They say that blood is thicker than water. I am a walking refutation of this axiom. Those I am closest to, my nearest and dearest friends, share not one drop of blood with me. There are those who took me in and raised me as their own, who love and care for me and call me son, but I am not of their blood either. As I near my bloodline, I find the people in it more distant and unknown. I've spent very little time with my grandmother, only once met two of my aunts and one of my uncles, and have never had a second occasion to break bread with my half-brother. My father has only talked with me for five minutes. My mother has rejected me utterly with spite on her lips. And the one person to whom I am closest in blood, my own brother born of the same woman and sired by the same man, whose face is a mirror of my own, doesn't even know I exist. No, my blood is not thicker than water, and I have no reason to continue its line.

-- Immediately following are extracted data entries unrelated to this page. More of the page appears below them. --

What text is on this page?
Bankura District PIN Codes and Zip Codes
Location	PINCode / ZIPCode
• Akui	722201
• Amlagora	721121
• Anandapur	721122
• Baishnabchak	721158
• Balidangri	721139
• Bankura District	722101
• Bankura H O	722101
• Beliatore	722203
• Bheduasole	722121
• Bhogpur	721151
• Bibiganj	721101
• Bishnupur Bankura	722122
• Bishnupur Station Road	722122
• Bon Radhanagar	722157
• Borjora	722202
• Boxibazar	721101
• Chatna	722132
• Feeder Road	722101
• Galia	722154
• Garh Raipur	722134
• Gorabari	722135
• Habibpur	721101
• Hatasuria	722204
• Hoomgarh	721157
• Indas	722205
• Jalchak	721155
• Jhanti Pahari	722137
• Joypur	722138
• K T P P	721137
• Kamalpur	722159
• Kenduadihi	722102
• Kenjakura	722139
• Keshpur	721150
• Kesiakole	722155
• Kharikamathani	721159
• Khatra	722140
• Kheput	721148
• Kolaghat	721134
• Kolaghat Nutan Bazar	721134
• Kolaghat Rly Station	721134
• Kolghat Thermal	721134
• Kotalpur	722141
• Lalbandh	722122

At 5:00 p.m. today, I will be going in for a vasectomy. This has been a wish of mine ever since I learned of the procedure. My experiences with children over the past decade have only strengthened my resolve not to sire one of my own. If, one day in the future, I choose to care for a child, it will be one of my choosing, and I shall love it as I was loved by my parents.
Please don't think of this as a sad thing; it's not. It is instead a celebration of nurture over nature, and of being able to truly choose a family. And despite the fact that my mom's been trying to talk me out of it since high school, it's a celebration of the decision she and dad made when they canceled their trip to Hawaii to pick me up from the agency, and of the power of our bond.